Liste des examens laboratoires et instrumentaux, indispensables pour une hospitalisation et pour une opération:

1.    Type sanguin, facteur Rh
2.    Analyse biochimique de sang
- urée,
- créatinine,
- bilirubine,
- glucose,
- albumine,
- potassium,
- sodium,
- acide urique.
4. Coagulogramme
- temps de coagulation sanguine,
- temps de céphaline activée,
- taux de prothrombine,
- fibrinogène,
- temps de thrombine.
5. Sérologie du VIH, syphilis, hépatite B et C
6. Analyse d'urine
7. Electrocardiogramme
8. Pansement compressif de seconde classe de compression sur les membres inférieurs.
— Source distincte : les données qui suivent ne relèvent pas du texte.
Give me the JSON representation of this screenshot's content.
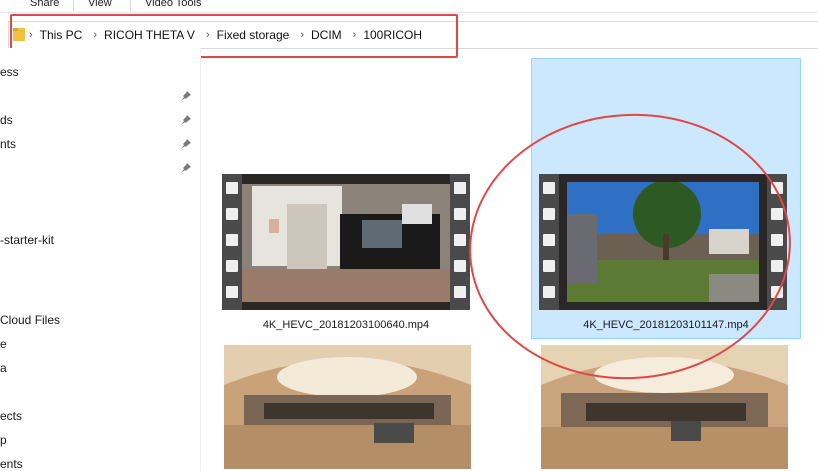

Ce ne sont que les patients de plus de 45 ans qui sont soumis aux analyses mentionnées au-dessous, lors de l'étape préparatoire des interventions importantes, après une consultation obligatoire avec le médecin.
9.    Analyse d'urine d'ensemencement bactéries avec une définition de sensibilité aux antibiotiques.
10. Examen Doppler des vaisseaux des membres inférieurs.
11. Gastroscopie.
12. Consultation du thérapeute pour affirmer l'absence de contre-indications pour l'opération.
Les analyses et les examens d'un traitement chirurgical sont valables pendant les 30 jours suivant les examens.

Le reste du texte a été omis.